PA-RISC Performance and History
7 hours ago
- #HP
- #PA-RISC
- #RISC-architecture
- PA-RISC was HP’s RISC architecture, developed from the 1980s to the 2000s, evolving from 32-bit to 64-bit.
- Competed with other RISC platforms like SPARC, MIPS, and Alpha, becoming a top performer in technical computing.
- Early models (PA-7000, PA-7100) were competitive but later models (PA-8000 series) excelled in performance.
- Transitioned to 64-bit with PA-RISC 2.0, starting with PA-8000 in 1996, featuring advanced superscalar and out-of-order execution.
- HP initially manufactured PA-RISC in-house but later outsourced to Intel and IBM due to fabrication challenges.

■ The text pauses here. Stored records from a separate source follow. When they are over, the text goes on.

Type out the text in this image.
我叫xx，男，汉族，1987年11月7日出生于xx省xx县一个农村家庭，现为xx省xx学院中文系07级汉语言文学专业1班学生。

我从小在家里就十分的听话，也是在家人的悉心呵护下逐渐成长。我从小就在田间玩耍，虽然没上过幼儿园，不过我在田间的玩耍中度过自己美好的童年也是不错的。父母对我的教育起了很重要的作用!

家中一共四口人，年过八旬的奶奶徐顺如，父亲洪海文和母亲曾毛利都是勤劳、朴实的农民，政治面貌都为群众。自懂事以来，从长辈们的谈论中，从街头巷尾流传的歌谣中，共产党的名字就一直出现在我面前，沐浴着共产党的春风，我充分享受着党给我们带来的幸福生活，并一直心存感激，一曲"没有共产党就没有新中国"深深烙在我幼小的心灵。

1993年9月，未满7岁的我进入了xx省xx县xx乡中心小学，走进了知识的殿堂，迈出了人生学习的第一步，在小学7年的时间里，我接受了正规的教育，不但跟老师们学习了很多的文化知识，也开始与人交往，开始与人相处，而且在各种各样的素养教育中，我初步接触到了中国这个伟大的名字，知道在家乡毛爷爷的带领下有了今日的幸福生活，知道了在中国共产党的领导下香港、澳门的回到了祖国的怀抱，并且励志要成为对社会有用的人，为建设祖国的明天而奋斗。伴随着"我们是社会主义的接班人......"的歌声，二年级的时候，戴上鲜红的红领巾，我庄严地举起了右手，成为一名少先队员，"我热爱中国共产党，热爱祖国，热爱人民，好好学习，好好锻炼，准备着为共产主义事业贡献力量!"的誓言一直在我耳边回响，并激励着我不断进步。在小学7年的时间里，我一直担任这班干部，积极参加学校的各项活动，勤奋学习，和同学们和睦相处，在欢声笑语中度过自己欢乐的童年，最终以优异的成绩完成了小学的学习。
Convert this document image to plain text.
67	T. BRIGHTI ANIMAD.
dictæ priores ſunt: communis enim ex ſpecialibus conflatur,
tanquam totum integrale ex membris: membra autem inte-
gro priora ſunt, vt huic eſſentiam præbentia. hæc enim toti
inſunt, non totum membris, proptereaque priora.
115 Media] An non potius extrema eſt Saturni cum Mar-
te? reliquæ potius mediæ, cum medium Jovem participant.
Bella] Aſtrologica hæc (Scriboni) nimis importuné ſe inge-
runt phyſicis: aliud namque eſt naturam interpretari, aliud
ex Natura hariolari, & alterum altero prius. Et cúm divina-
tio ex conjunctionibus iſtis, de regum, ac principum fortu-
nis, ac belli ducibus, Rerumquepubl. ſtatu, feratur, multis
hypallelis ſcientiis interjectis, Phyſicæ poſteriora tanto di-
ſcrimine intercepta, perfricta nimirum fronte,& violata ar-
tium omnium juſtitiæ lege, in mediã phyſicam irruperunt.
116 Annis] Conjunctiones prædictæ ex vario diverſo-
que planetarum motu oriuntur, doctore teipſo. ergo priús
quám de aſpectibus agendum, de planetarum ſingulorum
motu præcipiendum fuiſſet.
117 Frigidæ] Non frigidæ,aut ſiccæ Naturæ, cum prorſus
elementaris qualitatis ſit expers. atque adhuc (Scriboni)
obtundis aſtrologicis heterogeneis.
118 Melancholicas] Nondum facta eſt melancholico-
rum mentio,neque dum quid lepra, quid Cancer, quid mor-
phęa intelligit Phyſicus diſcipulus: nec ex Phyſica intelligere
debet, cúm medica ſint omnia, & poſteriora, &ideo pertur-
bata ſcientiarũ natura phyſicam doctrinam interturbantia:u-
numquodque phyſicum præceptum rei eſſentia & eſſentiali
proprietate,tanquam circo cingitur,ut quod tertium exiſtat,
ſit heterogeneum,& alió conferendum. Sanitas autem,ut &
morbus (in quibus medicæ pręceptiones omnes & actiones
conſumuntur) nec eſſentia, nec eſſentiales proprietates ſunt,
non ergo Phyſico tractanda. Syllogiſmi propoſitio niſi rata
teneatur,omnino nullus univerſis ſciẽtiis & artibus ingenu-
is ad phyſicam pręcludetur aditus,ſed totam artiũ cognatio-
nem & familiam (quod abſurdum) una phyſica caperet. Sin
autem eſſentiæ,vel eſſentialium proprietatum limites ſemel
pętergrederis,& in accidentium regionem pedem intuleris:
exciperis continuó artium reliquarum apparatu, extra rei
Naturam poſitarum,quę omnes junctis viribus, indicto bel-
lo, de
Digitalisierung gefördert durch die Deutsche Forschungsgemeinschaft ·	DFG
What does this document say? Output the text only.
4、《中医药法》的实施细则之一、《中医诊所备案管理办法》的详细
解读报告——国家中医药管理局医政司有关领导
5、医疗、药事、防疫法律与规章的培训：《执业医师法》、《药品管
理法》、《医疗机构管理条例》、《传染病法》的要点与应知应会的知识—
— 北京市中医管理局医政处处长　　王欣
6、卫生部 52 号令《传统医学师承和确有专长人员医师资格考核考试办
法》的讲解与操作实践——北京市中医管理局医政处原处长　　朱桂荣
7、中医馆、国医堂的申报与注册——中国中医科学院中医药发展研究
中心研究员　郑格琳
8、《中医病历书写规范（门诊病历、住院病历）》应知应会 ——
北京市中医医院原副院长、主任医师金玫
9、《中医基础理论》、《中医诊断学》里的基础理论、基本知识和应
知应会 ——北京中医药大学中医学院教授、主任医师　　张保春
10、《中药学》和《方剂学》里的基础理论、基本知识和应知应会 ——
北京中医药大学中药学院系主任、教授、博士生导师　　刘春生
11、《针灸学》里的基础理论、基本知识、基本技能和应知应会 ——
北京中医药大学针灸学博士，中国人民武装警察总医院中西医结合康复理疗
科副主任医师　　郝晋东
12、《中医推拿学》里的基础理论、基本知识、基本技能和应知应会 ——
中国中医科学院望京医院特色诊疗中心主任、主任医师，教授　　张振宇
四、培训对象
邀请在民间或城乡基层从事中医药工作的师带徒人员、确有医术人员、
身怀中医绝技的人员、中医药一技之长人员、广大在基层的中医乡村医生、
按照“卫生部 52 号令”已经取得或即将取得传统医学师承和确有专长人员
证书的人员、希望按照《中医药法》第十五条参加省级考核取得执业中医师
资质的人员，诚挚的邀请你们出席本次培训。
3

- PA-RISC processors were known for strong floating-point performance, often outperforming competitors at similar clock speeds.
- The architecture was eventually succeeded by Itanium (IA-64) as part of HP and Intel’s EPIC initiative.
- PA-RISC competed with supercomputers in the late 1990s, particularly in high-performance computing (HPC) workloads.
- Benchmark scores (SPEC, Linpack) show PA-RISC’s competitive edge against RISC and CISC processors of the era.
- The final PA-RISC models (PA-8800, PA-8900) were dual-core designs before the transition to Itanium.